The safe way to spawn long-running/infinite threads is to do so either in a servet's init() method (not generally encouraged these days) or in a ServletContextListener. In either of these 2 places, the thread that the code is being run under is a global thread and therefore doesn't require the cleanliness that pool threads do.

That's been the way it was historically. The latest generation of JEE has had a lot of improvements in getting "engine" threads to be implicitly supported by the standard, although last time I went looking I didn't see the simplicity I'd been led to expect.

In amongst some assertions that sound totally wrong regardless, the article you reference does provide an interesting example. I just think that there are some constraints that they're not considering, since they assert it's "not a hack" for JSF beans to spawn threads.

The EJB 3.1 Asynchronous bean/method does appear to be able to request setting in motion an independent thread to service async method(s) in that bean. It's not quite as straightforward as simply declaring the bean @Asynchronous - I'm pretty sure you actually have to invoke one of those methods to kickstart it. And I'm not sure about using it for an infinite-loop method, but there's potential. The stickier problem is that EJBs don't function very well as backing beans, so you'd probably have to kickstart off a normal backing bean action. In which case, the scope of the backing bean itself is immaterial, since it's the EJB that's bound to the spawned thread.
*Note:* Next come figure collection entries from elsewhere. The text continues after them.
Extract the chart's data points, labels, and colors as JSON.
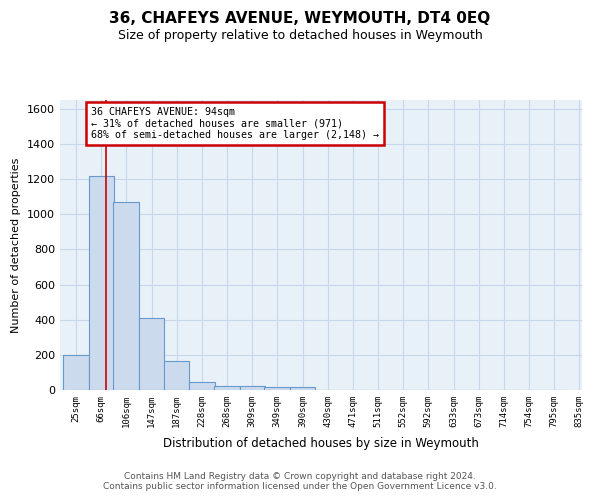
{
  "title": "36, CHAFEYS AVENUE, WEYMOUTH, DT4 0EQ",
  "subtitle": "Size of property relative to detached houses in Weymouth",
  "xlabel": "Distribution of detached houses by size in Weymouth",
  "ylabel": "Number of detached properties",
  "footer_line1": "Contains HM Land Registry data © Crown copyright and database right 2024.",
  "footer_line2": "Contains public sector information licensed under the Open Government Licence v3.0.",
  "bar_edges": [
    25,
    66,
    106,
    147,
    187,
    228,
    268,
    309,
    349,
    390,
    430,
    471,
    511,
    552,
    592,
    633,
    673,
    714,
    754,
    795,
    835
  ],
  "bar_heights": [
    200,
    1220,
    1070,
    410,
    165,
    48,
    25,
    20,
    15,
    15,
    0,
    0,
    0,
    0,
    0,
    0,
    0,
    0,
    0,
    0
  ],
  "bar_color": "#ccdaee",
  "bar_edge_color": "#6699cc",
  "grid_color": "#c8d8ec",
  "background_color": "#e8f0f8",
  "vline_x": 94,
  "vline_color": "#cc0000",
  "annotation_text": "36 CHAFEYS AVENUE: 94sqm\n← 31% of detached houses are smaller (971)\n68% of semi-detached houses are larger (2,148) →",
  "annotation_box_color": "#cc0000",
  "ylim": [
    0,
    1650
  ],
  "xlim": [
    20,
    860
  ],
  "yticks": [
    0,
    200,
    400,
    600,
    800,
    1000,
    1200,
    1400,
    1600
  ],
  "tick_labels": [
    "25sqm",
    "66sqm",
    "106sqm",
    "147sqm",
    "187sqm",
    "228sqm",
    "268sqm",
    "309sqm",
    "349sqm",
    "390sqm",
    "430sqm",
    "471sqm",
    "511sqm",
    "552sqm",
    "592sqm",
    "633sqm",
    "673sqm",
    "714sqm",
    "754sqm",
    "795sqm",
    "835sqm"
  ]
}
If you want to experiment along those lines, by all means go ahead, and we'd be grateful to hear what you learned. The one thing you should look out for is the name of the spawned thread. If it has "pool" in it, you're in trouble. If it has something like "EJB-Async-thread" in the threadname, you're probably safe. You might also have problems if you're using Tomcat or jettty, since any EJB support your app has would have to be supplied by a third-party library (they lack native EJB support). And if you're running something like WebSphere, WebLogic or Glassfish, then make sure it's a new enough version to fully support EJB 3.1.